The more unusual and attractive feathers seen stranded on August 22 have continued to float in the same tank until August 30 without showing signs of damage. A sample of 8, with lengths of 116 to 131 mm and vane widths of 18 to 38 mm (when dry), showed the common characteristics of 8 to 12 transverse brown bands or triangular bars on the generally white background of the vane. The calamus and rhachis were mainly white, but with a grey more translucent proximal end to the calamus, and a shore central band of brown within the white proximal end of the rhachis. It was not clear to me what these feathers were, but since they were spread out on two adjacent strandlines over a 0.6 km distance they did not result from a single drowned woodpecker or similar non-marine species.

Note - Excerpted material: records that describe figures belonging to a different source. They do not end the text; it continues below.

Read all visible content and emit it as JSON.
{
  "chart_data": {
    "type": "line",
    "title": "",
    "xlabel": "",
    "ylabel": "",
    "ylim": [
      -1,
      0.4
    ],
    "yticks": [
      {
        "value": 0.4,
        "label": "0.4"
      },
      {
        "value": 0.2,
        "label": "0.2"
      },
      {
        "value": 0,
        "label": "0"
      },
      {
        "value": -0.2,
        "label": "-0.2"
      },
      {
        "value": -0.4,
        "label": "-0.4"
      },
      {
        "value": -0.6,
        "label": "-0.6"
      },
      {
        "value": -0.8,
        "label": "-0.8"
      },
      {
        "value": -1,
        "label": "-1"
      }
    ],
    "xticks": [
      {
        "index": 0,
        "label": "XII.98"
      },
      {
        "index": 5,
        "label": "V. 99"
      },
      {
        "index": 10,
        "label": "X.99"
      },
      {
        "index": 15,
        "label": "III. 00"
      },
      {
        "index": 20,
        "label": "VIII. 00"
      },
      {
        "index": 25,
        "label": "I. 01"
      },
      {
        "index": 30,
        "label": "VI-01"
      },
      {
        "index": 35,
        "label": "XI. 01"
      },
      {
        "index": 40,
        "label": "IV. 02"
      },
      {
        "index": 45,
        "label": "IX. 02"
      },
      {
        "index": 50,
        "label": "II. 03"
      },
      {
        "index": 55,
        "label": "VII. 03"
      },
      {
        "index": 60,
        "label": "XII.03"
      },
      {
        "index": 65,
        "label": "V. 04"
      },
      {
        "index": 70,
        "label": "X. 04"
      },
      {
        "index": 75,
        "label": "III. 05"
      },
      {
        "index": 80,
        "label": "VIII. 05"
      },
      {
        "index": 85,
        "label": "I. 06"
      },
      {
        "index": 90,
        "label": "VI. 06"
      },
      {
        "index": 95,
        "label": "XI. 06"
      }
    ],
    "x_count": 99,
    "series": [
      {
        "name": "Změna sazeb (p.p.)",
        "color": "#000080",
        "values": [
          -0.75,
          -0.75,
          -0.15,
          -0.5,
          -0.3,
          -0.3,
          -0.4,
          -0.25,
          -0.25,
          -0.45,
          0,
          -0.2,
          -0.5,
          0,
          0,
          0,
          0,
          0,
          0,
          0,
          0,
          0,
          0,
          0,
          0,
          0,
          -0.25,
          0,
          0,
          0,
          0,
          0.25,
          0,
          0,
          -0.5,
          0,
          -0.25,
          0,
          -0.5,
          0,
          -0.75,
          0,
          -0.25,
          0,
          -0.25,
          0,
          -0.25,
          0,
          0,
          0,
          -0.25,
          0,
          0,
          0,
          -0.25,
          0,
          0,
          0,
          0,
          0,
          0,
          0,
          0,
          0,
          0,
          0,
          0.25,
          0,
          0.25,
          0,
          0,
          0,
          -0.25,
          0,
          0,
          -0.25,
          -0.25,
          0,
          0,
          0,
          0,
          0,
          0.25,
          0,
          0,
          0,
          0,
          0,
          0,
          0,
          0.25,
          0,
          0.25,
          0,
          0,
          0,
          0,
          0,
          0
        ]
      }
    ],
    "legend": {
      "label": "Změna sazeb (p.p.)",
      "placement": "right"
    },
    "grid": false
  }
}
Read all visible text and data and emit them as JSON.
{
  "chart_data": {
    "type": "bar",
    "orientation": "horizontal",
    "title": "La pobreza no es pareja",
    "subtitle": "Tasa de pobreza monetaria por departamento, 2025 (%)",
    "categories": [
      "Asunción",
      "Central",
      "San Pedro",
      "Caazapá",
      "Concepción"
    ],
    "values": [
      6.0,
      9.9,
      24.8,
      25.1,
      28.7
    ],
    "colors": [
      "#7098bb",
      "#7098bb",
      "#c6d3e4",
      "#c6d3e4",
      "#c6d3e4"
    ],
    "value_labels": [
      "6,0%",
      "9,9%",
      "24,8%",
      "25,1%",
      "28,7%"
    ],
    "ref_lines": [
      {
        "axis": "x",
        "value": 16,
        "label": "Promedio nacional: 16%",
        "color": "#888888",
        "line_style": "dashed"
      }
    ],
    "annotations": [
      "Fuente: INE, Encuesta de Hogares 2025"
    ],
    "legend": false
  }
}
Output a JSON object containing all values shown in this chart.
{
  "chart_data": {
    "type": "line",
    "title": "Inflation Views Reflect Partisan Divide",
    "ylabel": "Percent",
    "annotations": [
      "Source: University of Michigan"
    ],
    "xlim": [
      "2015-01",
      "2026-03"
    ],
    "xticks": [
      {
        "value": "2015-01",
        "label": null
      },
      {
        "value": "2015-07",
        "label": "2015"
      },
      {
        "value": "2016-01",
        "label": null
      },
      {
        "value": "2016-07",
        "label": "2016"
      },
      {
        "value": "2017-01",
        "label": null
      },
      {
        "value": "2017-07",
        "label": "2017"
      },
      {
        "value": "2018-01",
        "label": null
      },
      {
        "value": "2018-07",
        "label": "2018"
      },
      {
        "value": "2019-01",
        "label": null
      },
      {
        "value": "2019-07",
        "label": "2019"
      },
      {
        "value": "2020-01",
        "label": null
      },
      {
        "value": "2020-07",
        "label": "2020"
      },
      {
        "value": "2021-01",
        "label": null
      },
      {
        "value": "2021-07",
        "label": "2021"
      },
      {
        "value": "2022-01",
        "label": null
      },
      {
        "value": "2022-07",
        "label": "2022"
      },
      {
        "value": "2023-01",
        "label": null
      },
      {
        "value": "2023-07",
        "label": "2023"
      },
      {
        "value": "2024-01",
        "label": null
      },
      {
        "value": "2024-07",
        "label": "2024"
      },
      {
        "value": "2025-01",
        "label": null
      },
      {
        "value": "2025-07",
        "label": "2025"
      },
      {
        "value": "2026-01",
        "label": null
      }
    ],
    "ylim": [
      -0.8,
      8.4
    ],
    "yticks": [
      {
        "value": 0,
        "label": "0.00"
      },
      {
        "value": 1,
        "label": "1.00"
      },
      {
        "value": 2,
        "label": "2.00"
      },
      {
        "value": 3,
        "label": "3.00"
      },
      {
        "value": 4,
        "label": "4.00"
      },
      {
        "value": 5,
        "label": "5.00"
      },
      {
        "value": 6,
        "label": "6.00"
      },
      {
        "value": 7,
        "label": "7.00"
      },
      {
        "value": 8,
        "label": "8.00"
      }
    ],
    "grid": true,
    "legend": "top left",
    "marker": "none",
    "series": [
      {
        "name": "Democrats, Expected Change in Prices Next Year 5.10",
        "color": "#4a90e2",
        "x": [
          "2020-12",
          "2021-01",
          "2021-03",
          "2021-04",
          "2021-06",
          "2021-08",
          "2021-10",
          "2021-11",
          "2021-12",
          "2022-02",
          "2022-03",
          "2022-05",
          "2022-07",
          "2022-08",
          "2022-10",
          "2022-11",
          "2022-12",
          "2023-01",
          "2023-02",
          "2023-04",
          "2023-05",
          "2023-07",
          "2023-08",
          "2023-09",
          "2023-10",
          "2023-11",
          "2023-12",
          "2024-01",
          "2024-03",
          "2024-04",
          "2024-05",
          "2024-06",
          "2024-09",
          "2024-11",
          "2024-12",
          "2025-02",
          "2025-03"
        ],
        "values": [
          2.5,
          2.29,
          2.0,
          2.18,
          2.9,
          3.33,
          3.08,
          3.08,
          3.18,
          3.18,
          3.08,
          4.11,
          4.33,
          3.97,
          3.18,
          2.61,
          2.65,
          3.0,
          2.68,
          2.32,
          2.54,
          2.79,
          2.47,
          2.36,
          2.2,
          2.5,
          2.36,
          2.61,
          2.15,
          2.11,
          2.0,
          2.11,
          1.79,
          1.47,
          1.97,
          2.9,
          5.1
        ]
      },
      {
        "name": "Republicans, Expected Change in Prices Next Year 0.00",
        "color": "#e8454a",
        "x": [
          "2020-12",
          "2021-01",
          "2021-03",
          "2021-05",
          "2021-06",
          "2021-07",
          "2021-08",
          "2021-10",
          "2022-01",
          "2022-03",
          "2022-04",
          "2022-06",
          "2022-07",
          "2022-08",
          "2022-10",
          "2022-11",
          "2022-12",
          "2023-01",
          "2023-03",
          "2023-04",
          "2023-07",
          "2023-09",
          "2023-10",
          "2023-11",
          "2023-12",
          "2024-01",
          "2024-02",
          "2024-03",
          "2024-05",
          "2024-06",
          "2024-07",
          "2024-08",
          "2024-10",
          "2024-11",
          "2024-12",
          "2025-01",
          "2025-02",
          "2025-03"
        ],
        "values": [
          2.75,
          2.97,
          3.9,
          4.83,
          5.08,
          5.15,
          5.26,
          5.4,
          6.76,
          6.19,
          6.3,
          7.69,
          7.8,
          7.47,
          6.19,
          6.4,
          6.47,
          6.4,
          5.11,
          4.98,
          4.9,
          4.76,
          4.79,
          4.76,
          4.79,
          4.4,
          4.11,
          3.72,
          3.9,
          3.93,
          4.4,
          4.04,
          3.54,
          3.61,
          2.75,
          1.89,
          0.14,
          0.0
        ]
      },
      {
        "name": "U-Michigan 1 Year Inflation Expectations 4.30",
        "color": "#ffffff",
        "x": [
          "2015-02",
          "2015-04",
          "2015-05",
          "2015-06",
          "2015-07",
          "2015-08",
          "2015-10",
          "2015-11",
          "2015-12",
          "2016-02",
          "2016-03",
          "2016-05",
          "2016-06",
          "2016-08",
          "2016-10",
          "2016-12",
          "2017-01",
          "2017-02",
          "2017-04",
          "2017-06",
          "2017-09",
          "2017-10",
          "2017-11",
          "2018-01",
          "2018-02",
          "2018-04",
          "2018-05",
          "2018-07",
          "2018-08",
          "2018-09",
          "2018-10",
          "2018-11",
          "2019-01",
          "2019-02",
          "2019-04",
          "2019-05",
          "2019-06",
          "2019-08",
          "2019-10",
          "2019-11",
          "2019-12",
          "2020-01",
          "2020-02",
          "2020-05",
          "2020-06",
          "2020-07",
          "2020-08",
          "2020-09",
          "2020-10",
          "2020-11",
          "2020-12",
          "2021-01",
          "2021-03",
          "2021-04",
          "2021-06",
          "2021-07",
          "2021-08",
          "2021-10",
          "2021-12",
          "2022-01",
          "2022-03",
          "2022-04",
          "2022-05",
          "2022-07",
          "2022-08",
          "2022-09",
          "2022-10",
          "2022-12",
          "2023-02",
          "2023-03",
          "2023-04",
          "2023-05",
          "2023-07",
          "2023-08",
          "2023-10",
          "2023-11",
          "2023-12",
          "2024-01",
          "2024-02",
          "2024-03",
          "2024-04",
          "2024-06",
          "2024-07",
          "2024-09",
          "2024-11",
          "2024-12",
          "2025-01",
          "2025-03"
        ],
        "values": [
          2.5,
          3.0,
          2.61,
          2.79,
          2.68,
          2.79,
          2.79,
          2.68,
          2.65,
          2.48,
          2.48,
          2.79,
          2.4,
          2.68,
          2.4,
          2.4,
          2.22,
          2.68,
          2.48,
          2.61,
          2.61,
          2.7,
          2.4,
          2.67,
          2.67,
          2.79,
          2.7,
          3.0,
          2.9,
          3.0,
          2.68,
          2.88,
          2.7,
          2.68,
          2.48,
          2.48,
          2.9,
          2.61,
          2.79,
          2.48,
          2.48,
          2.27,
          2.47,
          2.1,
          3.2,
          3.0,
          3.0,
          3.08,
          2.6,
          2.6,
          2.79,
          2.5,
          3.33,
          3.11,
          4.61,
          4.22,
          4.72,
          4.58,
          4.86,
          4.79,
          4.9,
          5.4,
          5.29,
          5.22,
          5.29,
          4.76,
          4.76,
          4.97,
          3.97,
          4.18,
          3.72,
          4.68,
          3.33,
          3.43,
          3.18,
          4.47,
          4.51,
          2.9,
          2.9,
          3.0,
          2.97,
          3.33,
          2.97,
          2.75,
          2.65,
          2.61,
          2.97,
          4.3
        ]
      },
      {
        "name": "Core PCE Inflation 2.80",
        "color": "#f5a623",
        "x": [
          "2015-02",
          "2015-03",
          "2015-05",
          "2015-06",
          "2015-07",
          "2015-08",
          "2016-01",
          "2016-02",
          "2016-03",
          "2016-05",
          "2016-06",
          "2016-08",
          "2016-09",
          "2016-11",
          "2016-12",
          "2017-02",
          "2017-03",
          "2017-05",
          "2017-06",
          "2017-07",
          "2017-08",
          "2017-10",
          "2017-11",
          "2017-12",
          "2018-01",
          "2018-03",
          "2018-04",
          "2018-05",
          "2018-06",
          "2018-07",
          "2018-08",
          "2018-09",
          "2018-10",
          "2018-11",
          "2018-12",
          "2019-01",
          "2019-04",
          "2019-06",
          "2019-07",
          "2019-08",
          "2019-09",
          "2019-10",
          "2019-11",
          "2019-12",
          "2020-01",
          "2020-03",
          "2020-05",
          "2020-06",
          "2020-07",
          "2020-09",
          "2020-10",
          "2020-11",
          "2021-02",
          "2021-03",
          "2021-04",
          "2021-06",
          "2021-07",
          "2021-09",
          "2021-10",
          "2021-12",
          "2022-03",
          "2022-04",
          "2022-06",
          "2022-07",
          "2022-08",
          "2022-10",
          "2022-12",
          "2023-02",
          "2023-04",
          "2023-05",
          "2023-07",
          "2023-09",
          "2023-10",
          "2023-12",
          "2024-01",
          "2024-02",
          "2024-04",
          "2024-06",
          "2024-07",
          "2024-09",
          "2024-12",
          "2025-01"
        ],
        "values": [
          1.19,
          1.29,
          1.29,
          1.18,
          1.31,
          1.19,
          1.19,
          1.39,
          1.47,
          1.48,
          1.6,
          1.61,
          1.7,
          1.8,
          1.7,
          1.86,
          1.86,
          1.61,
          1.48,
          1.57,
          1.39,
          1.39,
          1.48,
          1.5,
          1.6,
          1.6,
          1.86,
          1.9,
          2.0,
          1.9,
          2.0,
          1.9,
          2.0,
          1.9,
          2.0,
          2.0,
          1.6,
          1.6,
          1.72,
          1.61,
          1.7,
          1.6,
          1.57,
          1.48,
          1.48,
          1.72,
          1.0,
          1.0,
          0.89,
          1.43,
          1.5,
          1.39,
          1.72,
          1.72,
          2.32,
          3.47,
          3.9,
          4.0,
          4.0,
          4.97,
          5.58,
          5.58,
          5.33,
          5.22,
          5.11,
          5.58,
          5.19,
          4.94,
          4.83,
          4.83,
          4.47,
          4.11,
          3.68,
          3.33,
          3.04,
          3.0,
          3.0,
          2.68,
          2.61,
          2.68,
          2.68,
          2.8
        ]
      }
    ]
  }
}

The tail and secondary wing feathers of a local wading bird the Curlew Numenius arquata (L.) seem to be the most likely candidate judging from Tracks and Signs of the Birds of Britain and Europe by Brown et al. (2003, Christoper Helm, Publisher London 333 pp.). The main problem with that identification is that the similar-looking, larger primary wing feathers, were not seen among the gull feathers of that size; perhaps because they are not molted at the same time as the secondary and tail feathers.

Incidentally the two large pinecones floated and described on April 7 2006, also sank on the tank containing the gull calamus samples on August 2-4 after slight cooling of the warm seawater.